Sure. Things with various degrees of success:
* meditation - IMO this gets me close to a headspace where I want to seek out more unmediated things
* practicing musical instruments
* phone calls with people instead of texting
* choosing the mundane versions of errands when time permits (grocery shopping in person instead of ordering via app and picking it up). There's a certain solace in the simplicity of mundane tasks that I need.
Less successful:
* getting outside more. This is pure inertia.
* quitting social media. BlueSky helps here by being much lower volume.
It would have helped if the author had specified the particular instantiation of Cracker Barrel earlier in the article.
From outside the USA it's a name most associated with a brand of American cheddar cheese. A simulacron of cheese seemed intriguing. It took seven paragraphs until he dropped the hint that it's also a shop brand.
"It’s sort of pathetic to reflect that we have so few—maybe no—authentic and unmediated experiences that the thing that now really upsets people is an alteration of a simulation of authenticity."
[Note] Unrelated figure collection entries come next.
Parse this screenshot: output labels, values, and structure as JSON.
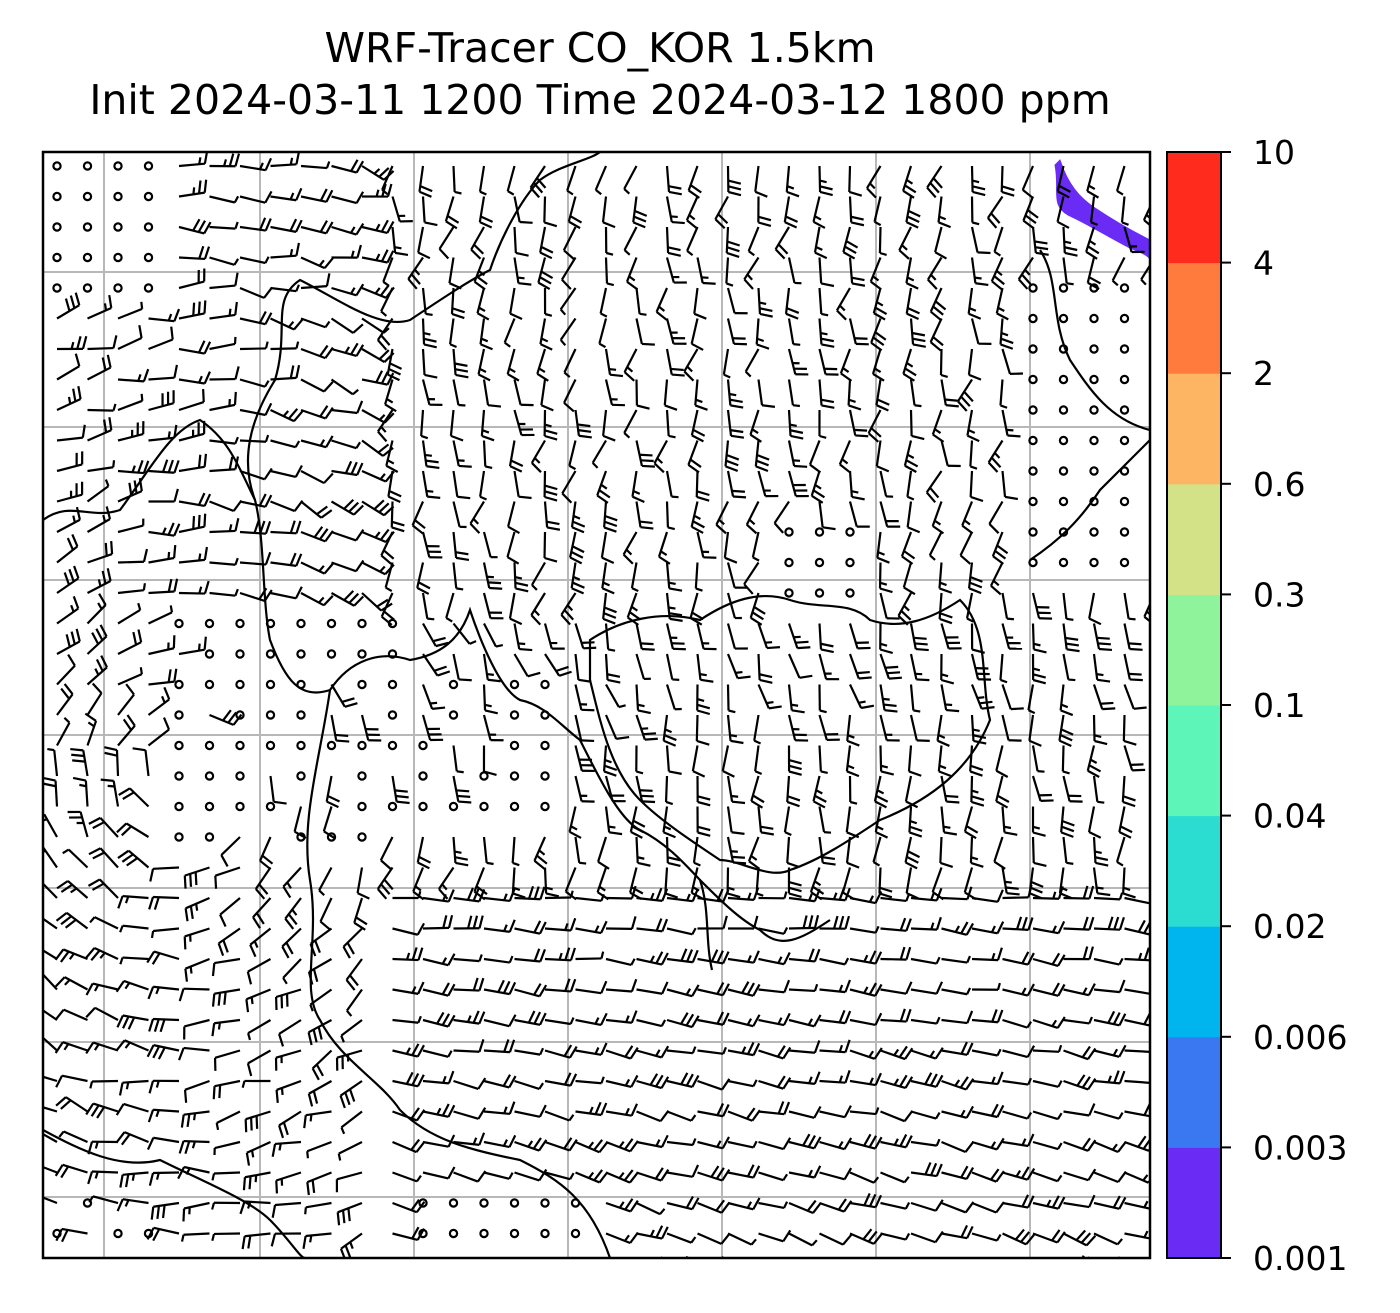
{
  "title": {
    "line1": "WRF-Tracer CO_KOR 1.5km",
    "line2": "Init 2024-03-11 1200 Time 2024-03-12 1800 ppm"
  },
  "map": {
    "background": "#ffffff",
    "gridline_color": "#b8b8b8",
    "barb_color": "#000000",
    "coastline_color": "#000000",
    "wind_barbs_shown": true,
    "calm_markers": "circles"
  },
  "colorbar": {
    "tick_labels": [
      "0.001",
      "0.003",
      "0.006",
      "0.02",
      "0.04",
      "0.1",
      "0.3",
      "0.6",
      "2",
      "4",
      "10"
    ],
    "colors": [
      "#6a2cf5",
      "#3a78f2",
      "#00b4ee",
      "#2bdcd0",
      "#5ef6b8",
      "#8ef39a",
      "#d4e287",
      "#fdb463",
      "#ff7a3d",
      "#ff2b1c"
    ]
  },
  "plume": {
    "level_index": 0,
    "description_color": "#6a2cf5"
  }
}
It was worth the read for that paragraph alone :)
That controversy has been so funny. Cracker Barrel was never a "general store". It was always a restaurant. A "general store" is not a restaurant. It's a small retail outlet that sells most of the things a farmer needs.
The "lots of stuff on the walls" thing was popular once, from the Hungry Hunter to Banana Republic to the Hard Rock Cafe. It's kind of over.
In Silicon Valley and vicinity, we can see some real general stores.
San Gregorio CA used to have a real general store, serving a hard to reach agricultural area of San Mateo County. They still have something called that. But it's now a tourist kitsch outlet with live music on weekends.
Half Moon Bay Feed and Fuel is for real. Stuck on a tourist street, they have tourist stuff in the front. Towards the back it's gear and feed for horses, cattle and poultry. They sell live chicks, the people behind the counter all ride horses, and you can pull up out back and have feed loaded. Good collection of shovels, buckets, and horse tack.
Peninsula Feed Store in San Carlos is also for real. They recently had an open box of "superworms" squirming around on the counter for customers to admire and buy. The usual big racks of feed sacks are there, and they deliver. They, too, sell live chicks. Feed prices are OK, shavings are overpriced. Some tools, not many, since there's a Home Depot and a OSH nearby.
Cracker Barrel was never a real general store like that.
> Cracker Barrel was never a "general store". It was always a restaurant. A "general store" is not a restaurant. It's a small retail outlet that sells most of the things a farmer needs.
Yeah but how many restaurants sold real leather bullwhips to kids (in the 90s)?
I think people are absolutely craving some semblance of sincerity... from anything.
I think rebranding happens so often because we are all out of lucrative ideas. It's just another tool in the "maybe this will work" pile of things that corporations do.
We have yet to see how AI will actually meaningfully change our lives and culture for profit. With the internet this was fairly obvious...the internet in our pockets at all times even more so.
So what are corporations to do? Offshore, stock buybacks, and rebrands. "Maybe this will work!"
I like the new logo. The yellow part in the shape of a barrel is a really nice detail.